Hint: Recall that the power factor is the ratio of the resistive power (resistance) to the reactive power (resultant of resistance and inductive reactance) taken as a cosine. Remember that the inductance changes sinusoidally with time just like AC. So, account for the angular frequency of these sinusoidal oscillations (which you can obtain from the alternating voltage) while calculating the inductive reactance. With this as guidance, plug in the values given in the question, and you should be able to arrive at the appropriate power factor.
Formula Used:
Power factor for an L-R circuit $cos\phi = \dfrac{R}{\sqrt{R^2+X_L^2}}$

Complete answer:
We have a circuit consisting of an inductor of $0.5H$, a resistor of $500\Omega$ and an AC supply voltage given by $V = 100\sqrt{2}sin(1000t)$ as shown in the circuit diagram.

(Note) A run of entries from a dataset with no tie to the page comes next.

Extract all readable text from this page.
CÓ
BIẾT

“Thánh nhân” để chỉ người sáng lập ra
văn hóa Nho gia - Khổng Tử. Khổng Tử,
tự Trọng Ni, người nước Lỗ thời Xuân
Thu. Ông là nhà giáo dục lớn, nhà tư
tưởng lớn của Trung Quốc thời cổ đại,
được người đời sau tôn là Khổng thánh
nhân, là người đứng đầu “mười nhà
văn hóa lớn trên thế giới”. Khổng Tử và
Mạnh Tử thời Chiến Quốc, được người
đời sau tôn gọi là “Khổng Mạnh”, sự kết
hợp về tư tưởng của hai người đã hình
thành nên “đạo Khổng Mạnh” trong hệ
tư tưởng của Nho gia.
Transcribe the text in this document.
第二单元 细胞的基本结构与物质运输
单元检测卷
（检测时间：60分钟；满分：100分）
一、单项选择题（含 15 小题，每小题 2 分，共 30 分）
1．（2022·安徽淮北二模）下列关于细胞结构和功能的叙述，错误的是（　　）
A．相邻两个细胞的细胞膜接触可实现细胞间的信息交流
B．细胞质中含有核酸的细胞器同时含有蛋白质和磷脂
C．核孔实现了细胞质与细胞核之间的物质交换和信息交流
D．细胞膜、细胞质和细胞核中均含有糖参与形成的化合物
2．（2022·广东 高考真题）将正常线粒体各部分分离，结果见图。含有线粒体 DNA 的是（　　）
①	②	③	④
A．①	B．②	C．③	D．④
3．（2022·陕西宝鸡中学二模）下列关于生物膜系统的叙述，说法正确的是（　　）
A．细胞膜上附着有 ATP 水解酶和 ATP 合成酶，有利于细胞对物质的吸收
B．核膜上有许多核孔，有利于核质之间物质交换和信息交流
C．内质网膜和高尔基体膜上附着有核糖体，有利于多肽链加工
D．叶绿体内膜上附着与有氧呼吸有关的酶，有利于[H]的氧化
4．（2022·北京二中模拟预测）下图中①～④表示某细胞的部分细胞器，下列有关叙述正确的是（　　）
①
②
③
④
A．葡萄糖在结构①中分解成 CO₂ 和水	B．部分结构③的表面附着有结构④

We have an AC voltage source supplying a sinusoidal current. The general form of such a current is given by $V=V_0 sin(\omega t)$ where $V_0$ is the peak voltage, $\omega$ is the angular frequency of oscillations and t is an instant of time. Therefore, from the expression we have:
$V_0 = 100\sqrt{2},\; \omega = 1000$
Now, the impedance to the flow of current through the circuit is offered by both the resistor and the inductor.
The resistance offered to the flow of AC by the resistor is called resistance.
 It is given as $R = 500\Omega$
The resistance offered to the flow of AC by the inductor is called as inductive reactance.This is given as $X_L = \omega L$, where $\omega$ is the angular frequency of AC and L is the value of inductance. For our circuit, we have
 $X_L = 1000 \times 0.5 = 500\Omega$ and has the dimensions of resistance.
Now, the phasor diagram for the L-R circuit is shown below.
We know that an inductor stores electrical energy whereas a resistor dissipates electrical energy. The power factor for this L-R circuit is defined as the ratio of true power (resistive power) to apparent power (reactive power). This is given in the phase diagram as the cosine of the phase difference between the resistance and the inductive reactance.

Z is the net impedance offered to the AC flow by all the components of the circuit. This is given as the resultant of resistance and inductive reactance.
Therefore, power factor $cos\phi = \dfrac{R}{Z} = \dfrac{R}{\sqrt{R^2+X_L^2}} = \dfrac{500}{\sqrt{500^2 + 500^2}}$
$\Rightarrow cos\phi = \dfrac{500}{\sqrt{500000}} = \dfrac{500}{\sqrt{250000 \times 2}} = \dfrac{500}{\sqrt{500^2 \times 2}} = \dfrac{500}{500\sqrt{2}}$
$\Rightarrow cos\phi=\dfrac{1}{\sqrt{2}}$

Therefore, the correct choice would be A. $\dfrac{1}{\sqrt{2}}$.

Note:
Remember that for all nonzero values of inductance (L), the power factor of an L-R circuit remains lagging, since the inductive reactance varies sinusoidally with AC while the resistance does not. This also means that the alternating current lags behind the voltage. In both cases, this lagging is by a factor of $\phi$ which is called the phase difference.
In the context of our question, we got $cos\phi=\dfrac{1}{\sqrt{2}} \Rightarrow \phi = 45^{\circ}$.
This means that the current lags behind voltage by a factor of $\phi = 45^{\circ}$